About the signs above, the Reddit discussion is great, and there are even some great shitty sign ideas. As mentioned, I just about fell for the Dave Rhoten "get rich making carved signs" schtick. Mainly Dave and company want me to sign up for $9.95 a month for the rest of my life, to ask questions, discuss sign-making, buy router bits from him, etc. All great for Dave Rhoten, but without the rest of the trappings it's hard to make a thin dime doing signs.
It's the same thing as airbrush. I was a very promising airbrush artist. To give an idea, the famous photo of Lee Harvey Oswald where people are always debating whether the shadows are right, well, one day I duplicated that on a T-shirt. Freehand. And nailed it too. I did a lot of other neat stuff, but I never made back the cost of just the shirts and paint, much less the airbrush, compressor, etc. To make money airbrushing tee's you need about $50k in van or box truck and the equipment to set up a really impressive booth that you pay through the nose to set up at a fair, and of course the costs of travel, meals, etc on the road. This is why you hardly see airbrushed T-shirts any more.
But it's good that trying to do routed signs would be a financial black hole for me, because in the end the people doing well and selling signs online are using CAD/CAM systems and the signs you can buy on places like Etsy are incredibly good. But there's a huge gap in the market for hand-brush-lettered signs. It's got to be 1000:1, the ratio of those who can simply download and print out a font, and those who can take a brush and letter well. So that would be the direction to go.
And that direction makes sense in light of my theory that the best things to go into for a career are the things that have changed the least. Why anyone would want to be in a "fast changing" or "fast moving" field is now beyond me. That's how you end up being too old to hire by the age of 40.
But trumpet goes back hundreds of years and painting goes back thousands. And people will know my signs are hand-painted because they can watch me paint 'em.
Another thing I did last night was to put the Bieffe drafting table out with a "FREE" sign on it. I've wavered back and forth about it, but I have a very nice, very light, table drafting board sort of thing for smaller signs, and for the larger ones, a real traditional sign shop will have 2-3 boards leaned up against the wall with peg-holes to put pegs to put the work in progress at the desired height. It's a light and versatile way to do it.
The chicken heart curry last night was sort of a success in that it tasted great. The chicken hearts, though, were not so great. Kind of the texture of slices of hot dogs, but firmer. I think they'd work great on skewers, but for curry I want something nicer. So I put those out for the birds, and rode the bike up to Lowe's first for paper towels, then 99 Ranch where I got 3 pieces of dim sum and $40 cash back. I then got another Vietnamese pour-over coffee thing, some shrimp, basil, more curry paste, etc. to do shrimp curries.

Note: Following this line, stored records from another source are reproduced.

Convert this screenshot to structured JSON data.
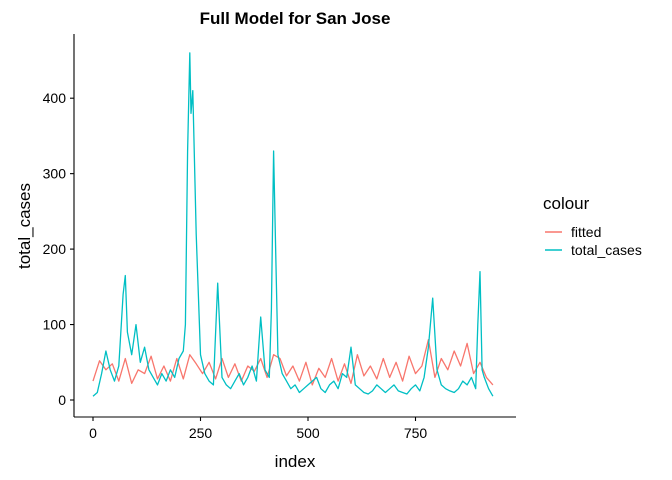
{
  "chart_data": {
    "type": "line",
    "title": "Full Model for San Jose",
    "xlabel": "index",
    "ylabel": "total_cases",
    "xlim": [
      0,
      936
    ],
    "ylim": [
      0,
      461
    ],
    "x_ticks": [
      0,
      250,
      500,
      750
    ],
    "x_tick_labels": [
      "0",
      "250",
      "500",
      "750"
    ],
    "y_ticks": [
      0,
      100,
      200,
      300,
      400
    ],
    "y_tick_labels": [
      "0",
      "100",
      "200",
      "300",
      "400"
    ],
    "grid": false,
    "legend": {
      "title": "colour",
      "placement": "right",
      "entries": [
        "fitted",
        "total_cases"
      ]
    },
    "series": [
      {
        "name": "fitted",
        "color": "#F8766D",
        "x": [
          0,
          15,
          30,
          45,
          60,
          75,
          90,
          105,
          120,
          135,
          150,
          165,
          180,
          195,
          210,
          225,
          240,
          255,
          270,
          285,
          300,
          315,
          330,
          345,
          360,
          375,
          390,
          405,
          420,
          435,
          450,
          465,
          480,
          495,
          510,
          525,
          540,
          555,
          570,
          585,
          600,
          615,
          630,
          645,
          660,
          675,
          690,
          705,
          720,
          735,
          750,
          765,
          780,
          795,
          810,
          825,
          840,
          855,
          870,
          885,
          900,
          915,
          930
        ],
        "values": [
          25,
          52,
          40,
          48,
          25,
          55,
          22,
          40,
          35,
          58,
          28,
          45,
          25,
          55,
          28,
          60,
          48,
          35,
          50,
          28,
          55,
          30,
          48,
          25,
          45,
          38,
          55,
          30,
          60,
          55,
          32,
          45,
          25,
          50,
          20,
          42,
          30,
          55,
          25,
          48,
          22,
          60,
          32,
          45,
          28,
          55,
          30,
          50,
          25,
          58,
          35,
          45,
          80,
          30,
          55,
          40,
          65,
          45,
          75,
          35,
          50,
          30,
          20
        ]
      },
      {
        "name": "total_cases",
        "color": "#00BFC4",
        "x": [
          0,
          10,
          20,
          30,
          40,
          50,
          60,
          70,
          75,
          80,
          90,
          100,
          110,
          120,
          130,
          140,
          150,
          160,
          170,
          180,
          190,
          200,
          210,
          215,
          220,
          225,
          228,
          232,
          240,
          250,
          260,
          270,
          280,
          290,
          300,
          310,
          320,
          330,
          340,
          350,
          360,
          370,
          380,
          390,
          400,
          410,
          415,
          420,
          425,
          430,
          440,
          450,
          460,
          470,
          480,
          490,
          500,
          510,
          520,
          530,
          540,
          550,
          560,
          570,
          580,
          590,
          600,
          610,
          620,
          630,
          640,
          650,
          660,
          670,
          680,
          690,
          700,
          710,
          720,
          730,
          740,
          750,
          760,
          770,
          780,
          790,
          800,
          810,
          820,
          830,
          840,
          850,
          860,
          870,
          880,
          890,
          895,
          900,
          905,
          910,
          920,
          930
        ],
        "values": [
          5,
          10,
          35,
          65,
          40,
          25,
          45,
          140,
          165,
          90,
          60,
          100,
          50,
          70,
          40,
          30,
          20,
          35,
          25,
          40,
          30,
          55,
          65,
          100,
          330,
          460,
          380,
          410,
          220,
          60,
          35,
          25,
          20,
          155,
          30,
          20,
          15,
          25,
          35,
          20,
          30,
          45,
          25,
          110,
          40,
          30,
          120,
          330,
          190,
          60,
          35,
          25,
          15,
          20,
          10,
          15,
          20,
          25,
          30,
          15,
          10,
          20,
          25,
          15,
          35,
          30,
          70,
          20,
          15,
          10,
          8,
          12,
          20,
          15,
          10,
          15,
          20,
          12,
          10,
          8,
          15,
          20,
          12,
          30,
          70,
          135,
          40,
          20,
          15,
          12,
          10,
          15,
          25,
          20,
          30,
          15,
          100,
          170,
          40,
          30,
          15,
          5
        ]
      }
    ]
  }
}
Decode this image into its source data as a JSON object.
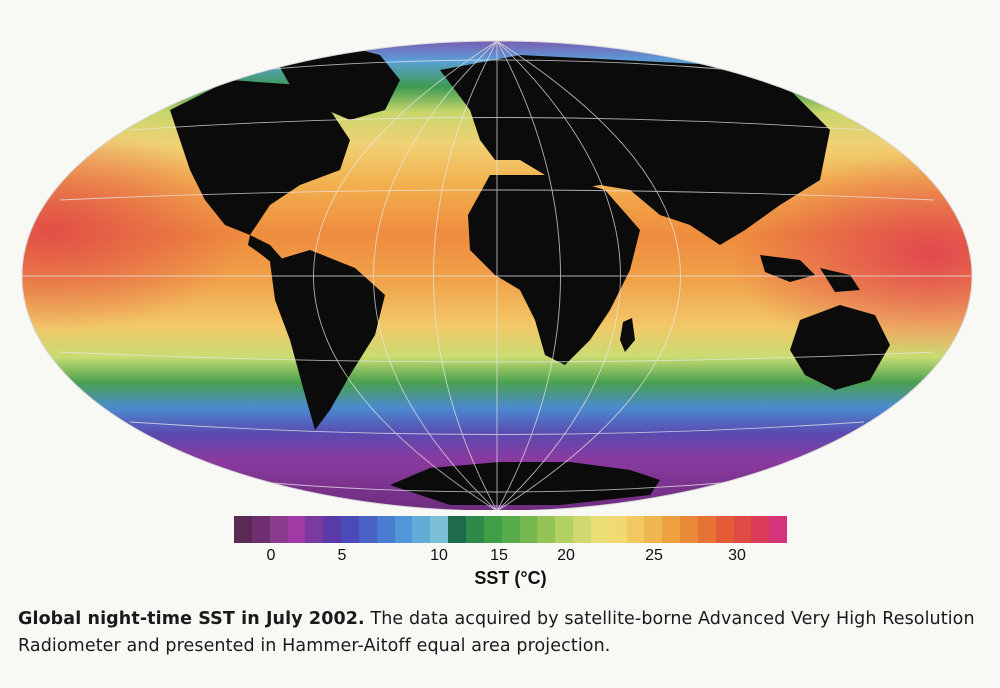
{
  "map": {
    "projection": "Hammer-Aitoff",
    "land_color": "#0b0b0b",
    "graticule_color": "#e8e8e8"
  },
  "colorbar": {
    "title": "SST (°C)",
    "ticks": [
      "0",
      "5",
      "10",
      "15",
      "20",
      "25",
      "30"
    ],
    "colors": [
      "#5a2a55",
      "#6e2f6e",
      "#8a3b8e",
      "#a23aa6",
      "#7a3aa0",
      "#5a3aa8",
      "#4a4ab8",
      "#4a62c4",
      "#4a7cd0",
      "#5096d8",
      "#64acd8",
      "#7cc0d8",
      "#1d6b4a",
      "#2e8a48",
      "#3f9e46",
      "#58ac4a",
      "#74b84e",
      "#94c458",
      "#b4d264",
      "#d0d870",
      "#e8de74",
      "#f2d870",
      "#f2c860",
      "#f0b650",
      "#eea040",
      "#ea8a38",
      "#e67234",
      "#e25a36",
      "#de4a44",
      "#da3c5a",
      "#d6347a"
    ]
  },
  "caption": {
    "title": "Global night-time SST in July 2002.",
    "body": "The data acquired by satellite-borne Advanced Very High Resolution Radiometer and presented in Hammer-Aitoff equal area projection."
  }
}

I got all this stuff put away here and then decided to go up to Fry's and use their bathroom and then look for SD card readers. I've been through this twice now, if I don't upgrade I keep getting bugged to do it every day. And I want to keep my Windows 10 upgraded but there's been a major problem: I can't read or write to the SD cards I used with my camera. I kind of had a theory that Windows 10 probably doesn't have the driver for the built-in CD card reader on this laptop. I have an external SD card reader, I think, around here somewhere. I'm not sure if I haven't thrown it out. But, I thought, if I buy a new one it should be more up to date than the 5-year-old (maybe older) one that may or may not be in a box somewhere.
Amazingly, I asked a guy at the computer desk and he rattled out, "Aisle 57, go down to the end, they're on the right side". I replied, "Wow, thanks!". And they were right there. So I did a lot of looking around at the different ones, finally choosing an "Aluratek" one and got that and a bottle of diet Pepsi. I just plugged it in now and it works perfectly. On the package it said it was compatible with Windows up to 8. My old one is probably compatible with XP. So yeah, $15 or so well spent.